During our instruction WBL did a PowerPoint presentation including other artists. work.Sample of another artist's work. So random--- (I was starting to get visions of Missoula Art Museum, --see Side Trips part three below). Another sample. So unusual and original and thought provoking. So not my style. By the middle of the second morning’s lecture I had stopped taking notes. I could tell by eye-rolls from some of the other students that I was not the only one who was perplexed. Mr. L said we should paint like we were rich and sent us back to work. There would be a critique at three that afternoon. Irritated. Annoyed. I didn’t want paint like I was rich. I’d brought quality expensive watercolors and paper. I probably could have painted like a five-year-old and enjoyed it if I’d had a bunch of cheap acrylics or poster paints. I also wasn’t ready to waste my time-off-without-pay to be miserable in a little cinderblock room. I finished what I was working on not long after everyone left for lunch. I left the illustration on the table, gathered my stuff and walked out. I went for a drive through the nearby farm country, trying not to think about blowing money on tuition in an amount that could purchase a Kenmore Refrigerator. Spotted cows and ponies stood up to their bellies in thick pasture. Gardens overflowed with flowers. And everywhere I went I could see Puget Sound and the San Juan Islands to the west.

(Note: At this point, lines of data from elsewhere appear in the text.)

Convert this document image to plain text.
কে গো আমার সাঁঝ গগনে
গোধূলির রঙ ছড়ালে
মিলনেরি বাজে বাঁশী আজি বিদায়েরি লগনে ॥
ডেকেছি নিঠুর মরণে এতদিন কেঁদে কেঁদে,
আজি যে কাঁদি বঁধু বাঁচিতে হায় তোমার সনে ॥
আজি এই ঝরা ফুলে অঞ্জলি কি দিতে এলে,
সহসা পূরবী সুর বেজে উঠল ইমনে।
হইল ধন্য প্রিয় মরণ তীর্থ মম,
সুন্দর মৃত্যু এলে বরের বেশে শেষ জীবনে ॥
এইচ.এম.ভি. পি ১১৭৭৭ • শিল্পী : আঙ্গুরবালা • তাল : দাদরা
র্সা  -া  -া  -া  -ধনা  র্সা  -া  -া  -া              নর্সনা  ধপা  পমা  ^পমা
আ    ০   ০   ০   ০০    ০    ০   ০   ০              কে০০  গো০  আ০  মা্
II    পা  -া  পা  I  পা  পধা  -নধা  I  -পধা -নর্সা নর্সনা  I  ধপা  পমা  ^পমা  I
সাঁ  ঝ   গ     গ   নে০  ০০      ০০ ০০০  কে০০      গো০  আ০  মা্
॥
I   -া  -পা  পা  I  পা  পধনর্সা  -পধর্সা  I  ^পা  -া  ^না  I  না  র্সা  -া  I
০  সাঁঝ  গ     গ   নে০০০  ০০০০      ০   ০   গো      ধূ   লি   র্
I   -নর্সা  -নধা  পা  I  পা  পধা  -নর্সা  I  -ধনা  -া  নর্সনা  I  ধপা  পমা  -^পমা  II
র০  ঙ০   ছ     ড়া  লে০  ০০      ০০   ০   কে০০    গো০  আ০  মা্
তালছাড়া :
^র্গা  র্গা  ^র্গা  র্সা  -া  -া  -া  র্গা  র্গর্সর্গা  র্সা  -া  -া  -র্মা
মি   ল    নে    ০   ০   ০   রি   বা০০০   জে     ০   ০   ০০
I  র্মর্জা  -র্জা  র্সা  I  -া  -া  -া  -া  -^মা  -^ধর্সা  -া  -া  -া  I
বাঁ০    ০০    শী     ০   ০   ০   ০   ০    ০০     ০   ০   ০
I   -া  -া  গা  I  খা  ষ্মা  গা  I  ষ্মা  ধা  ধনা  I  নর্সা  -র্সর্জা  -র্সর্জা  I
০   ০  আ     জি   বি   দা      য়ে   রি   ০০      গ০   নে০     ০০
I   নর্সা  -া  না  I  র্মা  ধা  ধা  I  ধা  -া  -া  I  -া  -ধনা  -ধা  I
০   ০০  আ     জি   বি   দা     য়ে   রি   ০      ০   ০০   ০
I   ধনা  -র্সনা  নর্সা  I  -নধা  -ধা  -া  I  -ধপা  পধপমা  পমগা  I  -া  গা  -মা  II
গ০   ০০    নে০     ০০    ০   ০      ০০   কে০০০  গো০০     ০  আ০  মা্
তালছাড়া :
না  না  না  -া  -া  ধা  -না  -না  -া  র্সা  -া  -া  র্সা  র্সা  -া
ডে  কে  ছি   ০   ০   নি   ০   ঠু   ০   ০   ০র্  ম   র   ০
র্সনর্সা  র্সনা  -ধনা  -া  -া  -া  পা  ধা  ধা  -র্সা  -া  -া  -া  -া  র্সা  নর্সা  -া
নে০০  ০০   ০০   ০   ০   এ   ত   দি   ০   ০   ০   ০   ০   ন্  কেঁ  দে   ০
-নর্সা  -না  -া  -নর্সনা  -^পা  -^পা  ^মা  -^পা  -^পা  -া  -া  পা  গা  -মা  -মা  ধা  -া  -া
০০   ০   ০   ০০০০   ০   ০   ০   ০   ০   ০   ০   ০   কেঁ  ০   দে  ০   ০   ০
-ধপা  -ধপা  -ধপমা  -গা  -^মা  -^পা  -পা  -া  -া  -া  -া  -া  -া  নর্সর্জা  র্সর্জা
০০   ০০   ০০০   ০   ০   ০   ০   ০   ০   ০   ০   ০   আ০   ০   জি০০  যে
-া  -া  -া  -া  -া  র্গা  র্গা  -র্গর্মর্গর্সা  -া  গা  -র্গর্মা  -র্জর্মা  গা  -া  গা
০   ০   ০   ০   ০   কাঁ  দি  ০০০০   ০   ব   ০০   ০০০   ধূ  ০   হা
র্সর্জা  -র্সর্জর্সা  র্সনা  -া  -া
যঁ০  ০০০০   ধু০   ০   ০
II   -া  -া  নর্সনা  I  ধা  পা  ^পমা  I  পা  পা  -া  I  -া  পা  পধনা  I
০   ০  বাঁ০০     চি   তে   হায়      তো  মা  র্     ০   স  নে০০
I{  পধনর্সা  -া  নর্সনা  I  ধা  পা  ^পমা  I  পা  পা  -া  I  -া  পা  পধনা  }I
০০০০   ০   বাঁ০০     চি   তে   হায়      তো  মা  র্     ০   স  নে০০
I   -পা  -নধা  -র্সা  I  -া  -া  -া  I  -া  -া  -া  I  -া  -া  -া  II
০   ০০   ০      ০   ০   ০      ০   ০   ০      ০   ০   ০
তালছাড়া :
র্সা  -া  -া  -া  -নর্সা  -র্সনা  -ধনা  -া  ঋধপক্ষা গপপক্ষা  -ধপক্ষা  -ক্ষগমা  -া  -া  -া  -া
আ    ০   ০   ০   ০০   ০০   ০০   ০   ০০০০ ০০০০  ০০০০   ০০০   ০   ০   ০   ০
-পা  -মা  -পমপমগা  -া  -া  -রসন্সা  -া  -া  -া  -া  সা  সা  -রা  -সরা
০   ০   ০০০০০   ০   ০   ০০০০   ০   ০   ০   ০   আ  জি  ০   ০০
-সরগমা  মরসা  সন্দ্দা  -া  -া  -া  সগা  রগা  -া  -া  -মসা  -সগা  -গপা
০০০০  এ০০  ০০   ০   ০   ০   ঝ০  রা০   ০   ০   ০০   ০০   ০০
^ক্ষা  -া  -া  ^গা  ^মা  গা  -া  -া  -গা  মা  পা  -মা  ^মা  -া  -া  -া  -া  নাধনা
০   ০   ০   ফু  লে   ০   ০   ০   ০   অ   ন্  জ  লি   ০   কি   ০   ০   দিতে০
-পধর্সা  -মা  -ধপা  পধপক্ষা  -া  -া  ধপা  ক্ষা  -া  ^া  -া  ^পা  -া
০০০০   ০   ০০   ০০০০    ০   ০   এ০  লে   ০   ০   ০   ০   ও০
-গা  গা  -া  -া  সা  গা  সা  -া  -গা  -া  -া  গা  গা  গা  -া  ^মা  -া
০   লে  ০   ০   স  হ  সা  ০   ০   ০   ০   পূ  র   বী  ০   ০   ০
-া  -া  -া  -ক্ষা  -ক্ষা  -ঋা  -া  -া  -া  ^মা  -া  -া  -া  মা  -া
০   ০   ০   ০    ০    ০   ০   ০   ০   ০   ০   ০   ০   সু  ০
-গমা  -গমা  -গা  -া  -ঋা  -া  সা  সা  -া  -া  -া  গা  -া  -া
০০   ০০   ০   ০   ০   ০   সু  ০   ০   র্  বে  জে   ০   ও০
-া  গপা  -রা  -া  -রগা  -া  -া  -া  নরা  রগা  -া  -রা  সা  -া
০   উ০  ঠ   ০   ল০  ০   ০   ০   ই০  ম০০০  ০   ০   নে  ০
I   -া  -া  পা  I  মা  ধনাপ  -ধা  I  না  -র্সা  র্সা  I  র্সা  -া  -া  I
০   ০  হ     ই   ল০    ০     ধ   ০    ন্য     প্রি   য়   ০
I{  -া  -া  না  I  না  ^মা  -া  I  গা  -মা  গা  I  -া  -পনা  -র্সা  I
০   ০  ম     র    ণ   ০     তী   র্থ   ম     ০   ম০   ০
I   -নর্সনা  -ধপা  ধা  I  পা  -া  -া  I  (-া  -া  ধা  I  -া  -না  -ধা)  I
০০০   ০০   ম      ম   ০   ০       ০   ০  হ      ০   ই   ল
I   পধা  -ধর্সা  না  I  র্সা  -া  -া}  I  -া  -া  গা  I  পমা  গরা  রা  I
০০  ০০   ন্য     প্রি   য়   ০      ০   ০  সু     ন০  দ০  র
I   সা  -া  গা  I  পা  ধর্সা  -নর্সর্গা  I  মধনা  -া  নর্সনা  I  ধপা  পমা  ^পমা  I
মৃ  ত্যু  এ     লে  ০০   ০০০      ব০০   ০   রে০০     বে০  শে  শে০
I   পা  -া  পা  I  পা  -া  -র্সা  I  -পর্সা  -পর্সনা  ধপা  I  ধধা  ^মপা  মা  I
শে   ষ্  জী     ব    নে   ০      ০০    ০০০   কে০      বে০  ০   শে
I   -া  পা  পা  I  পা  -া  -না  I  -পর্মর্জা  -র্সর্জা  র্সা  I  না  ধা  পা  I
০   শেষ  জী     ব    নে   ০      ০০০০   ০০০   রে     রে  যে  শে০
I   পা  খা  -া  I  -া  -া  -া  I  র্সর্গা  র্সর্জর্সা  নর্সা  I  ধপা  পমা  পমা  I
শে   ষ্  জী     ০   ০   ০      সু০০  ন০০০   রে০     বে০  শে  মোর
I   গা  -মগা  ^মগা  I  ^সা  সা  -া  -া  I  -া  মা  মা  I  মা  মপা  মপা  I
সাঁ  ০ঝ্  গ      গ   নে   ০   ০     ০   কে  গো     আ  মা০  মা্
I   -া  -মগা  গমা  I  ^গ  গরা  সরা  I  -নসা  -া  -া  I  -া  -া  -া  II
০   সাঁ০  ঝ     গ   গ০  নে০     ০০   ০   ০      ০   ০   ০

I made a phone call to Linda Sue and left a message on her machine. She has a wonderfully entertaining blog called, All I Ever Wanted. She also happens to live only half an hour up I-5 from where the workshop was being held. We’d never met, but had emailed and made loose plans to get together when she learned I would be in her neighborhood. All the time I was driving around I had a song in my head. It ain't no use to sit and wonder why, babe
If’in you don’t know by now
An' it ain't no use to sit and wonder why, babe
It’ll never do some how.
When your rooster crows at the break of dawn
Look out your window and I'll be gone
You're the reason I'm trav'lin' on
Don't think twice, it's all right… So long, Honey Babe
Where I'm bound, I can't tell
But Goodbye's too good a word, babe
So I'll just say fare thee well
I ain't sayin' you treated me unkind
You could have done better but I don't mind
You just kinda wasted my precious time
But don't think twice, it's all right Good ol’ Bob Dylan. Can’t sing worth beans, but he has a way with words. I ended up in Anacortes at the ferry terminal. I‘d spent some time in Port Townsend and I knew a huge ferry took passengers, cars and trucks to Whidbey Island. I asked the man at the ticket window how much for a ticket to Whidbey Island. “Why would you want to take the ferry to Whidbey?” “Because IT’S-AN-ISLAND.” Patiently he explained that I could just go down the highway and drive over the bridge. Oh, I said in my best Emily Litella voice…Never mind. The bridge goes over what is called Deception Pass and is an amazing feat of engineering.
It is actually two spans over a deep turbulent channel. Note the shadow of the bridge on the water. As the tide changes, the water in the channel churns like a washing machine. Pretty impressive. Check out Linda Sue’s story of sailing through Deception Pass. Speaking of her… When I got back in my car she had left a message on my cell. We chatted and made plans to meet the next morning in her town. No problem.